Buena limpieza. Cada dos días. Fotos EDH

Recuerda también aspirar muebles tapizados, cortinas y otros elementos que tengan tela y que no pueden ser desmontados, removidos o reemplazados.

El problema con las partículas de polvo, moho y los insectos que vuelan en ellas es que se quedan en el aire durante el proceso.

El polvo y sus ácaros pueden quedarse flotando unos 15 minutos y pueden redistribuirse a través del ambiente de tu casa.
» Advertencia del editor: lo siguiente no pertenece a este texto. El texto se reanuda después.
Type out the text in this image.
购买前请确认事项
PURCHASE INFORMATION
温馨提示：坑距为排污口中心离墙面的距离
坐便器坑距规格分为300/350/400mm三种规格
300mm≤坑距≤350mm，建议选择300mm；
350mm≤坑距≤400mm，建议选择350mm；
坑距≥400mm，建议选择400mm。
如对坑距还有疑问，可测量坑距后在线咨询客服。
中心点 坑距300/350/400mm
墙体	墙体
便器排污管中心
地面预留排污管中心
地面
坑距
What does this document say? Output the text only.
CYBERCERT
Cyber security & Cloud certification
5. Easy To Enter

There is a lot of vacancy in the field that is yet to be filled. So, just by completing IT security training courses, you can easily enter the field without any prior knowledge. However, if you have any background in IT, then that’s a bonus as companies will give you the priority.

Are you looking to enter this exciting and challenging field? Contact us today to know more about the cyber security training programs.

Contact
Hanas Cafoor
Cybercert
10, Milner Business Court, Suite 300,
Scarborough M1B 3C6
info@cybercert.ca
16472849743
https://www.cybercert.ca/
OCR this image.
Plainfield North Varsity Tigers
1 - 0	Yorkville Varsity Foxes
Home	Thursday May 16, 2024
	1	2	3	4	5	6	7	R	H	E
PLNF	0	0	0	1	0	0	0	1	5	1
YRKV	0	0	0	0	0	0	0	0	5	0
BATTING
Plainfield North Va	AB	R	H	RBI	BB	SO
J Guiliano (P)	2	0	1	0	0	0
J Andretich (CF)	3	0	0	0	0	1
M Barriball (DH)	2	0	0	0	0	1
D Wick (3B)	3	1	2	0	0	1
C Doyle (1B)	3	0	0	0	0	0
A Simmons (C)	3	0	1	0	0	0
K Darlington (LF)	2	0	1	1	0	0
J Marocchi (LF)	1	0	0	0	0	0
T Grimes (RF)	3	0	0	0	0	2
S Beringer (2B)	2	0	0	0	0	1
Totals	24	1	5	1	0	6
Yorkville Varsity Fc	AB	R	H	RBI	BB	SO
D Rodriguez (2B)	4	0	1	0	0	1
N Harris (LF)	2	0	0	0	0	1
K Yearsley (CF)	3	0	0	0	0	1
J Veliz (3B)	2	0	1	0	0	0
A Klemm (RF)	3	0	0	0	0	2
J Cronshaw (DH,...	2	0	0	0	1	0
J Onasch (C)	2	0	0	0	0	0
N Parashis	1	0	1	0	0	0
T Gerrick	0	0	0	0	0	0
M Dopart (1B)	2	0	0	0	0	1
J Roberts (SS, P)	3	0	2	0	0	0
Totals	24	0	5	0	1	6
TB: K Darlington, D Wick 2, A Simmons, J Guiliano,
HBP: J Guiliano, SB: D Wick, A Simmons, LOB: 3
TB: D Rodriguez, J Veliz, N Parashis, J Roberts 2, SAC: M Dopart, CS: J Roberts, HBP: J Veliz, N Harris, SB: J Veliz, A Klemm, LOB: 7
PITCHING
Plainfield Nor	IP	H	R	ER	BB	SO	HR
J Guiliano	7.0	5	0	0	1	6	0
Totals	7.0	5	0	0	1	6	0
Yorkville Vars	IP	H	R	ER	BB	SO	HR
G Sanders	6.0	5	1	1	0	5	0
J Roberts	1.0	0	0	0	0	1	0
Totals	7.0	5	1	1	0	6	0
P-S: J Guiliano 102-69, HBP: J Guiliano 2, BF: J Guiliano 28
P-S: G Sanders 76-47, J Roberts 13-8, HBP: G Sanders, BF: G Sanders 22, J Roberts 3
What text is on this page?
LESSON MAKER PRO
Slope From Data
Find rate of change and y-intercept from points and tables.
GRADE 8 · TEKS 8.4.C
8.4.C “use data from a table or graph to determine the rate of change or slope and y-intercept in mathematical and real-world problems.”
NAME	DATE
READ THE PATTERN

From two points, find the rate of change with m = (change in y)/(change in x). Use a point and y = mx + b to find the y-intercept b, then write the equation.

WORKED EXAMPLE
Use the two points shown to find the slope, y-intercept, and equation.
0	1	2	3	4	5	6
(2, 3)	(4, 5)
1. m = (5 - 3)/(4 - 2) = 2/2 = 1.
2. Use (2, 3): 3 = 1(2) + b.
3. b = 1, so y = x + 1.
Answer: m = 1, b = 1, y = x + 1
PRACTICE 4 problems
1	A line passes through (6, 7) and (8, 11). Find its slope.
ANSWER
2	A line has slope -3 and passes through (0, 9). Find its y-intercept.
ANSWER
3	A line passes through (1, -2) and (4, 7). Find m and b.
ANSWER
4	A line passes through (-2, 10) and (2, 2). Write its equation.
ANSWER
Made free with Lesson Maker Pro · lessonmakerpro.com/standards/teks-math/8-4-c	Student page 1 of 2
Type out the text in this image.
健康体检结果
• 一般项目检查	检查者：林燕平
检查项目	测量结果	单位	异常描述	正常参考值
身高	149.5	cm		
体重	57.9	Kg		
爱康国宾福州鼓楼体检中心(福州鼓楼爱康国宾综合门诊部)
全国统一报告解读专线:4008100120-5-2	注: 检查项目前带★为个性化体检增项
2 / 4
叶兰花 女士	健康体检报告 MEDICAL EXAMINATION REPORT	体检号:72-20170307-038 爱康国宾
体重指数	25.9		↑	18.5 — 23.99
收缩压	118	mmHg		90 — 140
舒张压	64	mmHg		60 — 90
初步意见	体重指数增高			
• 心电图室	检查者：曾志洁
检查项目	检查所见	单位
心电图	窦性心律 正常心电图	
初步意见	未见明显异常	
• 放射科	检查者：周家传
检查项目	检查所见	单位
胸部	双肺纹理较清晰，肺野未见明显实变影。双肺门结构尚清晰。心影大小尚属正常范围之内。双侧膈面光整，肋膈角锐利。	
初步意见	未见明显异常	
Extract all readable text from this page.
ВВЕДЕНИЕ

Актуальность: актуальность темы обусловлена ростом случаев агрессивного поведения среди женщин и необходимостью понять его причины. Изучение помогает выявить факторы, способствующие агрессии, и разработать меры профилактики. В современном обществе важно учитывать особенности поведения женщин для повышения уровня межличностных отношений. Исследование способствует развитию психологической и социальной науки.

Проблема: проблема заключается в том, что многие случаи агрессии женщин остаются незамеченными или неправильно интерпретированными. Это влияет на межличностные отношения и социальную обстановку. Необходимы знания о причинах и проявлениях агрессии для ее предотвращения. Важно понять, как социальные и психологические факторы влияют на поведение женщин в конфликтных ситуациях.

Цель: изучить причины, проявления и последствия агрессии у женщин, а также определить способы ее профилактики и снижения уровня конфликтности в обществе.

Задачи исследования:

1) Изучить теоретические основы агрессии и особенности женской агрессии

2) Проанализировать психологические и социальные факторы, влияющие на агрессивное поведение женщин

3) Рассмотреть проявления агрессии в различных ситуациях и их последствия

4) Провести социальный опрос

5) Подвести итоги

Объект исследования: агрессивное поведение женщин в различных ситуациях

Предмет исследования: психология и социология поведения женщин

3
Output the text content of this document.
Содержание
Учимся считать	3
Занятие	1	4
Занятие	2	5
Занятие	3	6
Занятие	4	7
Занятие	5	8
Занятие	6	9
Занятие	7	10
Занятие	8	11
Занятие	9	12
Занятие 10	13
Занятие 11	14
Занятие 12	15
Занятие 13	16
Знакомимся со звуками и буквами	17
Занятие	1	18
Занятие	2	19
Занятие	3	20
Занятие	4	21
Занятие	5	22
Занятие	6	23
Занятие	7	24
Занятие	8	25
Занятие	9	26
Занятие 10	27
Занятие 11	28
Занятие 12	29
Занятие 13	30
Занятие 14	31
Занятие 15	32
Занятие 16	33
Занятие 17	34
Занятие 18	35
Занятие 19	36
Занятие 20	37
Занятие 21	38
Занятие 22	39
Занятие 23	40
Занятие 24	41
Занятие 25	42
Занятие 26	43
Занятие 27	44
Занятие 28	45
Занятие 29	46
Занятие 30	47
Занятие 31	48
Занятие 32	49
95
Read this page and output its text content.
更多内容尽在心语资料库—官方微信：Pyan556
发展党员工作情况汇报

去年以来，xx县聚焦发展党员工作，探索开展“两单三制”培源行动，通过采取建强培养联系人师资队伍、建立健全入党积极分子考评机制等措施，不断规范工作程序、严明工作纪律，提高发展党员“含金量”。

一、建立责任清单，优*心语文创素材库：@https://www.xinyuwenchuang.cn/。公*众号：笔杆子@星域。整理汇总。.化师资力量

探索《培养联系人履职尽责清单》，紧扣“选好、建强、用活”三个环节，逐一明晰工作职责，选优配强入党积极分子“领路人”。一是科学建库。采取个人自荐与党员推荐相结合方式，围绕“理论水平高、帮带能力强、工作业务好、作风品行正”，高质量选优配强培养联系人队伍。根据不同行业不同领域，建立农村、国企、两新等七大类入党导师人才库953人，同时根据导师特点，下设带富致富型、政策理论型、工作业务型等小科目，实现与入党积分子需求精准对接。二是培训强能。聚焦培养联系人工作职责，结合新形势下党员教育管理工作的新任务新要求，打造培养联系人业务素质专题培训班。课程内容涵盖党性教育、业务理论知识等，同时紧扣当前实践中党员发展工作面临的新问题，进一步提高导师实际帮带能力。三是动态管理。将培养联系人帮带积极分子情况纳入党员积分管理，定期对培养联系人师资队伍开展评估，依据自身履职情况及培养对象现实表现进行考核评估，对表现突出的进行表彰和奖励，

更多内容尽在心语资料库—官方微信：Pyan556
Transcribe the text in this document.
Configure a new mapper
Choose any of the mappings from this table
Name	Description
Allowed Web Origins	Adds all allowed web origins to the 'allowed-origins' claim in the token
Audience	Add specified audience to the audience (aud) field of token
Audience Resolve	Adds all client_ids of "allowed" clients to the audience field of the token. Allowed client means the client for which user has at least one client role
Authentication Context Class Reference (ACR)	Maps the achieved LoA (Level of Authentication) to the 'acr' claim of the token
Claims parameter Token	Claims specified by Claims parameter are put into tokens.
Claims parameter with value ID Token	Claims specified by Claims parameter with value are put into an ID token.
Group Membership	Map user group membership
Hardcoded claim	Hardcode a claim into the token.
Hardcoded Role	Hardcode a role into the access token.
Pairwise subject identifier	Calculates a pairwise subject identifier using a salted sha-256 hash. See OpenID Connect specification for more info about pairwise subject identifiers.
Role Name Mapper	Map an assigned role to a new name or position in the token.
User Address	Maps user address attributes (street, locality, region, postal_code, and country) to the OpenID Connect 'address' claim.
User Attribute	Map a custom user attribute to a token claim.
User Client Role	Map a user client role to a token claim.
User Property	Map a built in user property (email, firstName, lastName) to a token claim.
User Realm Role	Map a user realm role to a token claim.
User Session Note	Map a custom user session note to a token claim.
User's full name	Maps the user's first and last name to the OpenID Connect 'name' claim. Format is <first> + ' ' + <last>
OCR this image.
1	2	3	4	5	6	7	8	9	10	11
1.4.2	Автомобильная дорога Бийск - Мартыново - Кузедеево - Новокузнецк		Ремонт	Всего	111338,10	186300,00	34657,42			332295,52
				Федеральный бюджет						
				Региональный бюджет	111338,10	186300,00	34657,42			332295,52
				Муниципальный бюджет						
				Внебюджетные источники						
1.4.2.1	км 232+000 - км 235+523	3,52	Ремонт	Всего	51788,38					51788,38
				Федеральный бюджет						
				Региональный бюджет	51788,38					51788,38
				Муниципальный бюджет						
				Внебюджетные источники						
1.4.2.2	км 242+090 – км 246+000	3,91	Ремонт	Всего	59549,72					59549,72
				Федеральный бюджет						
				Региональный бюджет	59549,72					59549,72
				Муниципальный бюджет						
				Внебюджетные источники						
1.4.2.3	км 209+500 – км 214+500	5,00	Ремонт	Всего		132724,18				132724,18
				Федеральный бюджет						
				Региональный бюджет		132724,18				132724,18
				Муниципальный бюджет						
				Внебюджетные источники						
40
Esas partículas también se quedan en el aire durante los cambios de sábanas y cobijas o al poner cubiertas antiácaros en colchones y almohadas.

Para aquellos que son severamente alérgicos, estas actividades pueden llevar a ataques de asma significativos, por lo tanto se recomienda no realizarlas.

La bolsa de la aspiradora constituye el filtro primario en la mayoría de los sistemas de aspirado.

Si no cuentas con aspiradora puedes usar una franela húmeda para tratar de quitar el polvo de los muebles de madera.

Estas medidas previenen que las partículas alergénicas se escapen y se queden flotando en el ambiente.